INESIA - Results of an AI agent evaluation exercise by the International Network of AI Safety Institutes

As part of the International Network of AI Safety Institutes, INESIA, including PEReN, has taken part in a new joint exercise on the evaluation of AI agents.

As part of a new international cooperation involving INESIA, PEReN has taken part in the evaluation of models integrated within AI agents. This work, conducted along with the AI Safety Institutes of Singapore, Japan, Australia, Kenya, South Korea and the UK, as well as with the AI Office of the European Commission, was divided into two parts.

Multilingual assessment of fraud and sensitive information leakage risks

PEReN contributed to the first part, a multilingual assessment of two models (an open model and a proprietary model) embedded in an AI agent, focusing on the risks of fraud and leakage of sensitive information. The aim of this work was to explore the following key questions:

Do models present a high risk of fraud or leakage of sensitive information when integrated into an agent? Do these risks vary according to language?
Are “judge” models good evaluators of AI agent safety? Is this conclusion valid for all languages?

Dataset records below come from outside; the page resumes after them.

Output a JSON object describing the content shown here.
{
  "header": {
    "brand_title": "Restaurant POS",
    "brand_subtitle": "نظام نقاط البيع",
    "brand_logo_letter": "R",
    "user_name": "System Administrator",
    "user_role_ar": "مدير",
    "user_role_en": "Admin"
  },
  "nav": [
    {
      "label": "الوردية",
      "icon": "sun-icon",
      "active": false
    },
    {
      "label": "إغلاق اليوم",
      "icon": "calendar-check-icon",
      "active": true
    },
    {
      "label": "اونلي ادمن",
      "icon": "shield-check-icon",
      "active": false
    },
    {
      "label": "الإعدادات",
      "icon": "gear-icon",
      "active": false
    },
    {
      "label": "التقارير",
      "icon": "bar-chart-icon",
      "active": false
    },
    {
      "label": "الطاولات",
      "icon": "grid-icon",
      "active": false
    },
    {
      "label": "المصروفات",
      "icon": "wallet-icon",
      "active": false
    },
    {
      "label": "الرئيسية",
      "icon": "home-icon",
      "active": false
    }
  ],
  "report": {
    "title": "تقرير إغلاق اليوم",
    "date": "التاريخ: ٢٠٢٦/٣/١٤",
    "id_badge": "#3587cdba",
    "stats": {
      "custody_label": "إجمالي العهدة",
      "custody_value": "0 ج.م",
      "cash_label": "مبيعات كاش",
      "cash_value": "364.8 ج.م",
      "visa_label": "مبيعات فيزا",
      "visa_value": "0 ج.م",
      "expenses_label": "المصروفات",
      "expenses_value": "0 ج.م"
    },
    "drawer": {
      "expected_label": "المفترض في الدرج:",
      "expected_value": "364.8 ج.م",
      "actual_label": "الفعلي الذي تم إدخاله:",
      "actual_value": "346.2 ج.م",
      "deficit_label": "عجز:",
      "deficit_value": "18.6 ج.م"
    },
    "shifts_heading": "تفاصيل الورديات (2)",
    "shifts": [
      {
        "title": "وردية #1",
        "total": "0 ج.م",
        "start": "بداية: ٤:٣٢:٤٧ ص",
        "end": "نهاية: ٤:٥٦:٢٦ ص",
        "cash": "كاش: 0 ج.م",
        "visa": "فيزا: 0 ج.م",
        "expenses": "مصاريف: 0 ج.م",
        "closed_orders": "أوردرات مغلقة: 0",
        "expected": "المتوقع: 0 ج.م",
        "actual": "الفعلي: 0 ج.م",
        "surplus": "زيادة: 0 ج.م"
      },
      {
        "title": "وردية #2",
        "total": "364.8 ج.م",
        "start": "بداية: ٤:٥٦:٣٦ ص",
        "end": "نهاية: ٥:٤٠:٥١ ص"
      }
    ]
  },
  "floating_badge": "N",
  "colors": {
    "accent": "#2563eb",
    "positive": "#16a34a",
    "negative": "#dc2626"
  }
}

To this end, an English evaluation set was constructed from existing open evaluation sets and additional examples, then translated into 8 other languages. The behavior of the models on each example in the evaluation set was evaluated in parallel by an “judge” model and by humans.

Evaluation of cybersecurity capabilities

The second part of the project involved an evaluation of the cybersecurity capabilities of two open models (using the Cybench and Intercode datasets), with the additional aim of identifying variables with a strong influence on the robustness of the evaluation.

To find out more about the methodological elements and the results obtained, please consult:

this blog post published online by the British AI Security Institute;
and the detailed report.

INESIA in a nutshell…

The French National Institute for the Evaluation and Security of Artificial Intelligence (INESIA), co-piloted by the General Secretariat for Defense and National Security (SGDSN) and the General Directorate for Enterprise (DGE), is a major initiative for France to dialogue with other world leaders in AI on issues of security and evaluation. Created in accordance with the Seoul Declaration, INESIA federates the actions ofANSSI, Inria, LNE and PEReN to structure French public efforts in the field of systemic risk analysis, regulation and evaluation of AI models. It also aims to develop concepts and tools for assessing the performance and reliability of AI systems. Through INESIA, France plays a key role in the international network of AI Safety Institutes, working alongside countries such as Canada, South Korea, the United States, Japan, Kenya, Singapore, the United Kingdom and the European Union to promote safety, inclusiveness and trust in AI.